Film That Inaccurately Links Netanyahu to Rabin Assassination Wins Award During Coalition Crisis

September 27, 2019

2 min read

The assassination of Prime Minister Yitzchak Rabin in 1995 shocked Israel to its roots but as the memory of the event fades new narratives emerge that twist history to suit current political agendas. This seems to be the case with the movie “Incitement” that just won Best Picture and Best Director at the prestigious 2019 Ophir Awards on Sunday night.  

Culture Minister Miri Regev criticized the film, saying the movie was part of an agenda to malign Prime Minister Benjamin Netanyahu. 

“Yigal Amir is a murderer who shot a bullet into the heart of the nation and did the worst thing possible, kill a prime minister in a democracy,” said Regev. “There is no place for a film that tries to understand him or his motivations, or to hint or accuse others of being behind his heinous act.”

“The creators did not miss an opportunity to assign Prime Minister Benjamin Netanyahu a part in the incitement campaign,” she said, calling such a portrayal “a distortion and an attempt to mislead the public, which was completely detached from reality.”

Regev refused to watch the movie.

In fact, Netanyahu was not part of any anti-Rabin incitement. The most egregious incitement were posters distributed at a Likud rally depicting Rabin in a Nazi SS uniform. The Shamgar commission tasked with investigating the assassination concluded that the posters were produced and distributed by the Shin Bet (the Israeli internal security service also referred to as the Shabak). The posters were a ploy devised by Avishai Raviv, a Shin Bet agent who befriended Amir and urged him to kill Rabin while posing as a righ-wing extremist. Raviv did so in order to document activities and people within the settler community.
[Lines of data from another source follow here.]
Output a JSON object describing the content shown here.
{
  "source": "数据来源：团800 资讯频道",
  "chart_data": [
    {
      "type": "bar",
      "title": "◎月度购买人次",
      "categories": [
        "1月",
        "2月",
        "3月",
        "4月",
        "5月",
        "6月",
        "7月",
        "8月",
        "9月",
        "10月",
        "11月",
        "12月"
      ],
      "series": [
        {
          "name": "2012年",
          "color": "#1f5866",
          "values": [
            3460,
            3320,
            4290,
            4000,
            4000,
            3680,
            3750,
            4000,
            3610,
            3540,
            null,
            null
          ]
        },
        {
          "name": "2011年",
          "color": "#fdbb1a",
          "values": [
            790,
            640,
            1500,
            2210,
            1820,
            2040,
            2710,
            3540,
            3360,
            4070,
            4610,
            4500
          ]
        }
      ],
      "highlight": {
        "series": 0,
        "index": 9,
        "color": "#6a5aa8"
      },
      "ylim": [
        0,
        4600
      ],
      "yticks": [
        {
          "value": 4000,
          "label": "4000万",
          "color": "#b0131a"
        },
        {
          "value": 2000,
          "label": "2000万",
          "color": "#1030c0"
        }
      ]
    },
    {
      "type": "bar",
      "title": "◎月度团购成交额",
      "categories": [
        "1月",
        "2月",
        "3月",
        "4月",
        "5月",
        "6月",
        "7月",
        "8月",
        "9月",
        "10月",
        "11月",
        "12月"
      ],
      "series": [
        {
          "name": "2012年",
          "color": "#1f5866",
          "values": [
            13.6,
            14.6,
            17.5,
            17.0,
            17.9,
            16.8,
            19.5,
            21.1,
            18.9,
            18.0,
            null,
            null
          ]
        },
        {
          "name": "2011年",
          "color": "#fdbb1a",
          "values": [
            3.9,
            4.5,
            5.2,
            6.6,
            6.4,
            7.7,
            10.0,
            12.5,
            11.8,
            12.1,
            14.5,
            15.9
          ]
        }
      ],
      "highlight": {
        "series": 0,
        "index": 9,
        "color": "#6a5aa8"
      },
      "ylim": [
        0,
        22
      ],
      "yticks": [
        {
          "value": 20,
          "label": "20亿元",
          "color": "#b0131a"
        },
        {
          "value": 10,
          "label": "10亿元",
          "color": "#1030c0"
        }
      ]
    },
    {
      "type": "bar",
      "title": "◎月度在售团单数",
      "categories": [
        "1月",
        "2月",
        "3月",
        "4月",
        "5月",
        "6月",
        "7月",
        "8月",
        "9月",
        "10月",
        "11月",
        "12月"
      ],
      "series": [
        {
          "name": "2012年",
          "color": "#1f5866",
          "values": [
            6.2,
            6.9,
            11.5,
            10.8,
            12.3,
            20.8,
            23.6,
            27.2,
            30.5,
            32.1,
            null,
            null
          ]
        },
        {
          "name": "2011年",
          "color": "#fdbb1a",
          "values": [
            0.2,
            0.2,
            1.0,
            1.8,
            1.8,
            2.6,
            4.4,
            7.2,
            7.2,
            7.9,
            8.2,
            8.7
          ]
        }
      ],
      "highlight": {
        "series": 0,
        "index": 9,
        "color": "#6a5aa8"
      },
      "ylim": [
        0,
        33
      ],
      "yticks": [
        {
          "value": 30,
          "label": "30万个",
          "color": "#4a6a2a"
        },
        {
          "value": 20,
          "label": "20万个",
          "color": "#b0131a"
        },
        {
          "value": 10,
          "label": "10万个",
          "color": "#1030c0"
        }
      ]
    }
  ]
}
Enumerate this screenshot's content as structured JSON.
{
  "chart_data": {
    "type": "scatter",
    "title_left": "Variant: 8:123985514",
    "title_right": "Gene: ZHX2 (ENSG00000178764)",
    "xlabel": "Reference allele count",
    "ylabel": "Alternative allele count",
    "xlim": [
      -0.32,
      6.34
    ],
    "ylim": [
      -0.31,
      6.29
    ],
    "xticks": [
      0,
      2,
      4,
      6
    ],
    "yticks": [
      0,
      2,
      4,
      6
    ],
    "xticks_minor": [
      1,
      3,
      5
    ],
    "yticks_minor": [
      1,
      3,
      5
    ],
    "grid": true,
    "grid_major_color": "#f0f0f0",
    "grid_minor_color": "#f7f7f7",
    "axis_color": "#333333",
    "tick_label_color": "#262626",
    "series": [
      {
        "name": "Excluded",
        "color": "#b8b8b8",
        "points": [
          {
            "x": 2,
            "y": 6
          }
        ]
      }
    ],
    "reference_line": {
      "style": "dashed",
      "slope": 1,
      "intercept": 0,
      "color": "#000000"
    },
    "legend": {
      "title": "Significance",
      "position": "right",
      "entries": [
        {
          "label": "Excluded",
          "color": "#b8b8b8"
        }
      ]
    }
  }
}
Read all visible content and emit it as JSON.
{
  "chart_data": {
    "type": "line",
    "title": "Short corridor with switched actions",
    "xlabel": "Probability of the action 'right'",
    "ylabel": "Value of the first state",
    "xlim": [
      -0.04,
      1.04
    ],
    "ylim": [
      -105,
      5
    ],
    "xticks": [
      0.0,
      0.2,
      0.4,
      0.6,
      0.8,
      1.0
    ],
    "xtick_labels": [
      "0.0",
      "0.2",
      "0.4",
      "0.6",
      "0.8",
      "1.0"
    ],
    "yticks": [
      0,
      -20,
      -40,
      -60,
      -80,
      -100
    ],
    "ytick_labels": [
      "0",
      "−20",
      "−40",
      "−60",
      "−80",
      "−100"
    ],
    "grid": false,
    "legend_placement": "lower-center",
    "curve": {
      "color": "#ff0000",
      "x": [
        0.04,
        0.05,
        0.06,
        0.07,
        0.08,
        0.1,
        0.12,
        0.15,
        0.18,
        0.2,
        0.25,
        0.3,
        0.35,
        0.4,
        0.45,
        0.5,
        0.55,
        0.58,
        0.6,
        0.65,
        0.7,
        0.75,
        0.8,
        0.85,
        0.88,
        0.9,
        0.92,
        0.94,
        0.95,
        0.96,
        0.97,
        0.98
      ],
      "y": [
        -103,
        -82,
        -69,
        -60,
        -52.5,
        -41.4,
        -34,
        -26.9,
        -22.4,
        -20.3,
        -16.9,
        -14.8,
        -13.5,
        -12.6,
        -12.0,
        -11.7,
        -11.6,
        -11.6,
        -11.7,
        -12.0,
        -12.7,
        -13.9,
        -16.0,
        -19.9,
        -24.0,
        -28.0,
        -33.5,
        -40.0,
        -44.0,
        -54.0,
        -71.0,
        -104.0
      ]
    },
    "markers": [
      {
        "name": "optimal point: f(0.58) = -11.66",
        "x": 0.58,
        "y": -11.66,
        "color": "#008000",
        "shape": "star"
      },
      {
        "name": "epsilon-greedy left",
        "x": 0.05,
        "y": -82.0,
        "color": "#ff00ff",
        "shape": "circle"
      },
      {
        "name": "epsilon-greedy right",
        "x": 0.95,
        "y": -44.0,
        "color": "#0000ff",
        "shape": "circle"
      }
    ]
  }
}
The anti-Netanyahu agenda was not just implicit in the movie but was one of the motivating factors of its creators. The director, Yaron Zilberman, criticized Netanyahu during his acceptance speech, describing him as corrupt. He praised Rabin and said he hoped that future leaders would unite the country. 

This comes after the second-round elections culminated in a near-tie in which Netanyahu is struggling to form a coalition.

It should be noted that Rabin did not, in fact, leave a legacy of a united Israel. After signing the Oslo Accords with Yasser Arafat, much of the nation felt disenfranchised and the right-wing religious settlers who lived in Judea and Samaria felt a strong hatred from the secular left-wing living in the center of the country. Shimon Peres replaced Rabin after the assassination but lost to Netanyahu in the following elections held in 1996. Those elections were incredibly close with Peres initially being declared the winner.

HBO recently aired a ten-episode series titled “Our Boys.” Billed as a dramatized depiction of the murder of three Israeli teens in 2014. In fact, the murder of the Jewish teens was barely seen. Almost the entirety of the movie dealt with the subsequent murder of a Palestinian teen carried out by a three Jews who were later convicted for that crime. The film depicted Jewish settlers in a manner at least one critic described as “neo-nazis.” That critic felt it was an apt depiction. Netanyahu criticized the film as being “cynical and harmful.”

Yigal Amir, who murdered Rabon, is now 49 and is serving a life sentence and is being held in solitary confinement.

Incitement will now be Israel’s official selection for consideration for a Best Foreign Language Film Oscar nomination.